Press Association logoPress Association 26/05/2017 Harriet Line

Boris Johnson has condemned a speech by Jeremy Corbyn which sought to link terror in the UK to the country's military interventions as "absolutely monstrous".

The Foreign Secretary said it was "extraordinary" that "there should be any attempt to justify or to legitimate the actions of terrorists in this way" after the Labour leader drew a connection between the country's involvement in the "war on terror" and attacks in Britain.

Mr Corbyn stressed that the link between foreign policy and terrorism "in no way reduces the guilt of those who attack our children", but Mr Johnson said such comments were "inexplicable in this week of all weeks".

Mr Johnson was speaking alongside US secretary of state Rex Tillerson at the Foreign Secretary's official residence in London.

"This is a moment ... when we should be coming together, uniting to defeat these people, and we can and we will, not just in Iraq and in Syria, but of course in the battle for the hearts and minds," he said.

"They are wrong, their view of the world is a corruption and perversion of Islam and it can be completely confounded.

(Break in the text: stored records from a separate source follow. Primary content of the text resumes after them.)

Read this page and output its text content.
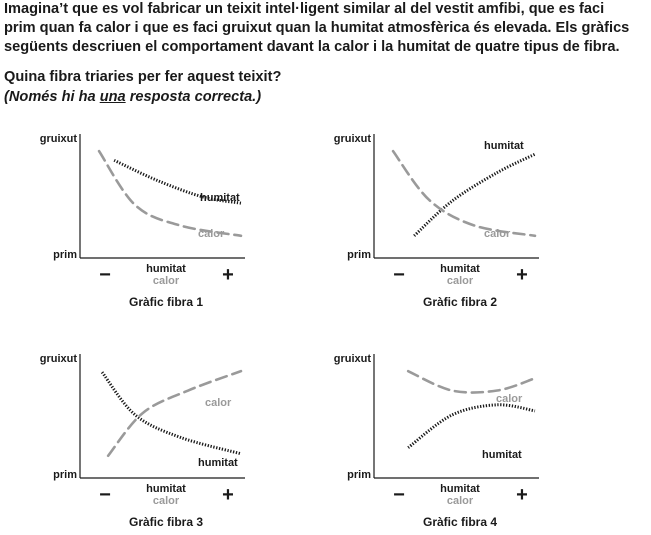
Imagina’t que es vol fabricar un teixit intel·ligent similar al del vestit amfibi, que es faci
prim quan fa calor i que es faci gruixut quan la humitat atmosfèrica és elevada. Els gràfics
següents descriuen el comportament davant la calor i la humitat de quatre tipus de fibra.
Quina fibra triaries per fer aquest teixit?
(Només hi ha una resposta correcta.)
gruixut
prim
−	+
humitat
calor
Gràfic fibra 1
humitat
calor
gruixut
prim
−	+
humitat
calor
Gràfic fibra 2
humitat
calor
gruixut
prim
−	+
humitat
calor
Gràfic fibra 3
humitat
calor
gruixut
prim
−	+
humitat
calor
Gràfic fibra 4
humitat
calor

"But now is not the time to do anything to subtract from the fundamental responsibility of those individuals, that individual in particular, who committed this atrocity and I think it is absolutely monstrous that anybody should seek to do so."

Mr Johnson and Mr Tillerson signed a condolence book for the victims of the Manchester attack after holding talks on issues including Syria, Iran and North Korea, as well as the "vital importance of the work that we do together across such a range of fields including, of course, intelligence sharing".

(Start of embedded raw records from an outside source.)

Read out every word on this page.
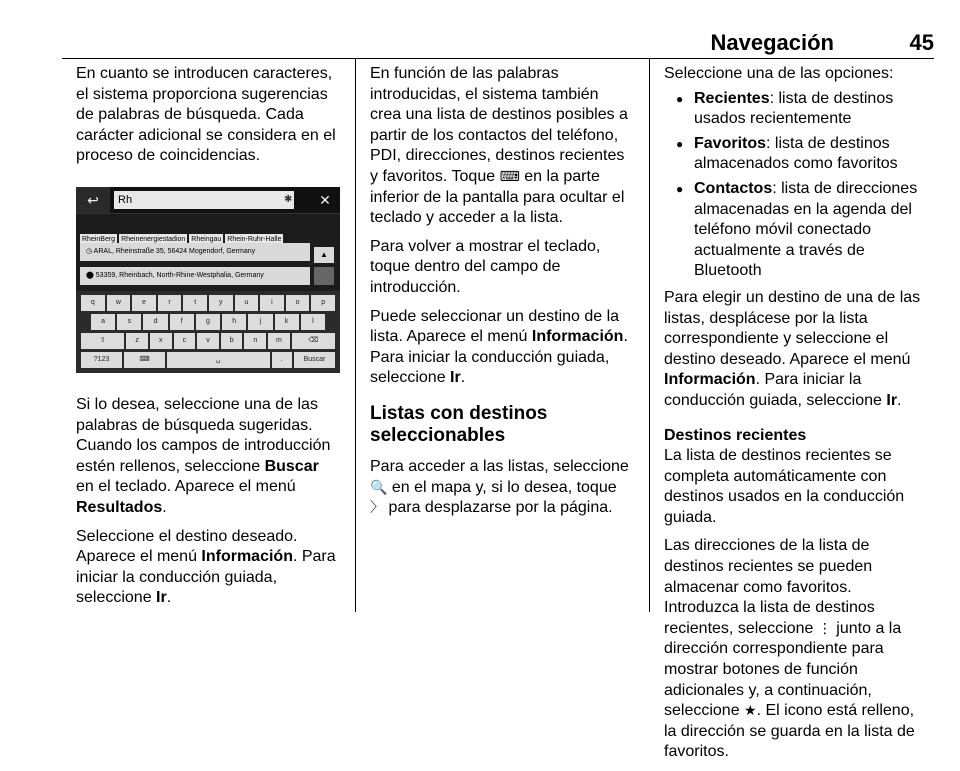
Navegación	45

En cuanto se introducen caracteres, el sistema proporciona sugerencias de palabras de búsqueda. Cada carácter adicional se considera en el proceso de coincidencias.

↩	Rh	✱	✕
RheinBerg Rheinenergiestadion Rheingau Rhein-Ruhr-Halle
◷ ARAL, Rheinstraße 35, 56424 Mogendorf, Germany
⬤ 53359, Rheinbach, North-Rhine-Westphalia, Germany
▲
q	w	e	r	t	y	u	i	o	p
a	s	d	f	g	h	j	k	l
⇧	z	x	c	v	b	n	m	⌫
?123	⌨	␣	.	Buscar

Si lo desea, seleccione una de las palabras de búsqueda sugeridas. Cuando los campos de introducción estén rellenos, seleccione Buscar en el teclado. Aparece el menú Resultados.

Seleccione el destino deseado. Aparece el menú Información. Para iniciar la conducción guiada, seleccione Ir.

En función de las palabras introducidas, el sistema también crea una lista de destinos posibles a partir de los contactos del teléfono, PDI, direcciones, destinos recientes y favoritos. Toque ⌨ en la parte inferior de la pantalla para ocultar el teclado y acceder a la lista.

Para volver a mostrar el teclado, toque dentro del campo de introducción.

Puede seleccionar un destino de la lista. Aparece el menú Información. Para iniciar la conducción guiada, seleccione Ir.

Listas con destinos seleccionables

Para acceder a las listas, seleccione 🔍 en el mapa y, si lo desea, toque 〉 para desplazarse por la página.

Seleccione una de las opciones:

● Recientes: lista de destinos usados recientemente
● Favoritos: lista de destinos almacenados como favoritos
● Contactos: lista de direcciones almacenadas en la agenda del teléfono móvil conectado actualmente a través de Bluetooth

Para elegir un destino de una de las listas, desplácese por la lista correspondiente y seleccione el destino deseado. Aparece el menú Información. Para iniciar la conducción guiada, seleccione Ir.

Destinos recientes

La lista de destinos recientes se completa automáticamente con destinos usados en la conducción guiada.

Las direcciones de la lista de destinos recientes se pueden almacenar como favoritos. Introduzca la lista de destinos recientes, seleccione ⋮ junto a la dirección correspondiente para mostrar botones de función adicionales y, a continuación, seleccione ★. El icono está relleno, la dirección se guarda en la lista de favoritos.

The US secretary of state, who was making his first official visit to the UK, said the US took "full responsibility" for and "regrets" the leaking of information from the Manchester bombing.

A row erupted between the US and British authorities after a host of sensitive information, including photographs from the scene of the attack, was leaked to American news outlets in the wake of Monday's attack.

"This special relationship that exists between our two countries will certainly withstand this particular unfortunate event," Mr Tillerson said.

He paid tribute to the victims of the attack, saying that "hearts are broken" across America and that the British people would "not be broken by terrorists".

"For those families there will be forever a void in this world that will never be filled."